Employers can only subject workers to negative consequences in certain circumstances. If your employer is retaliating against you for something you said or did at work, they may be violating your employment rights.
Here’s when an employer is and isn’t allowed to take action against you.
What is retaliation?
A worker who stands up for his or her employment rights cannot be fired or otherwise treated negatively by an employer in response. This is known as employer retaliation.
For example, if one employee makes lewd comments to another employee and the victim reports it, an employer cannot treat the victim negatively for making the report.
Behaviors that count as retaliation may include:
- A sudden lack of communication that affects the employee’s duties
- Reducing an employee’s wages
- Removing responsibilities from the worker or otherwise demoting the employee
- Harassing the employee or making offensive comments
- Terminating the employee’s position
- Giving a negative evaluation or reference
- Subjecting the employee to difficult or unpleasant working conditions or duties
When can’t an employer retaliate against a worker
It’s important to understand that Wisconsin is an “employ at will” state unless otherwise established in an employer/employee contract. This means that an employer can terminate or discipline an employee for any reason, so long as it does not violate the person’s civil rights or employment rights.

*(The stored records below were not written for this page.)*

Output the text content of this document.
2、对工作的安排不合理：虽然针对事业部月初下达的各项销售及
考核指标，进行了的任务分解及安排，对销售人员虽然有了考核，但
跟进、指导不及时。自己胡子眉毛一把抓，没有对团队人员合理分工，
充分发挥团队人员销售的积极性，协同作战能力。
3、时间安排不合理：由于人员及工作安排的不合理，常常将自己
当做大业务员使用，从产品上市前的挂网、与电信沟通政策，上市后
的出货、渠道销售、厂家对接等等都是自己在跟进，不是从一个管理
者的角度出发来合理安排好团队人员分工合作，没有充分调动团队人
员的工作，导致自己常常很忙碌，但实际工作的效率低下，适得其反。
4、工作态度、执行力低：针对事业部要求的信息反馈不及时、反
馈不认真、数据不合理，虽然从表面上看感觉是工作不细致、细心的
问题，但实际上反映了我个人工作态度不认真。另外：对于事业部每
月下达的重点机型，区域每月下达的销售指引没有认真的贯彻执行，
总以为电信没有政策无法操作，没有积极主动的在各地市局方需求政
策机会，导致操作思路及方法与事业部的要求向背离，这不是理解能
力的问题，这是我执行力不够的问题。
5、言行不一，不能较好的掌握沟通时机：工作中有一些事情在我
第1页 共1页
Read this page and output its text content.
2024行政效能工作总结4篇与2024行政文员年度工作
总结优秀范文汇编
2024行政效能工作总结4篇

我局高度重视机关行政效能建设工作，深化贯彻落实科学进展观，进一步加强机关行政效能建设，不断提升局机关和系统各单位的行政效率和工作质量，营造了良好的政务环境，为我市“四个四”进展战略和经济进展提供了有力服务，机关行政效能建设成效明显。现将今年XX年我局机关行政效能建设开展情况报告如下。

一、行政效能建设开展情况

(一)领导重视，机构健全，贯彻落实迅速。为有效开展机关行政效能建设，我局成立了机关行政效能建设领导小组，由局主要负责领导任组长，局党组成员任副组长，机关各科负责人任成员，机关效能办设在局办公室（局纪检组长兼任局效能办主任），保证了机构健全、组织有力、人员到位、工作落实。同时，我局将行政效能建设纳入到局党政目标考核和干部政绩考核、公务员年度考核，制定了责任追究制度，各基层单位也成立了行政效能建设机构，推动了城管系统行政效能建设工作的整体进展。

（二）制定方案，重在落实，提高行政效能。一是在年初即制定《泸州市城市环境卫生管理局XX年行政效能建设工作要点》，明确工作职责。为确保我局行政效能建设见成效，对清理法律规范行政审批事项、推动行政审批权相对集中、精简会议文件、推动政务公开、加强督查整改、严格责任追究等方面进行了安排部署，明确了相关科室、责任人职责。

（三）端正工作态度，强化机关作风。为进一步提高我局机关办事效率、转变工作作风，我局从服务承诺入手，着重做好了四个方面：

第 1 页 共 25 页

An employer can fire an employee for arriving to work late. However, an employer cannot deny a promoting an employee for becoming pregnant, using a wheelchair, refusing dangerous work, disputing an incorrect wage payment, expressing their sexual orientation, etc.
This is meant to encourage workers to exercise their employment law rights, without fear of financial loss or career setbacks. If you aren’t sure whether a particular circumstance falls within your rights or whether an employer behavior counts as employee retaliation, an employment law attorney can help advise you.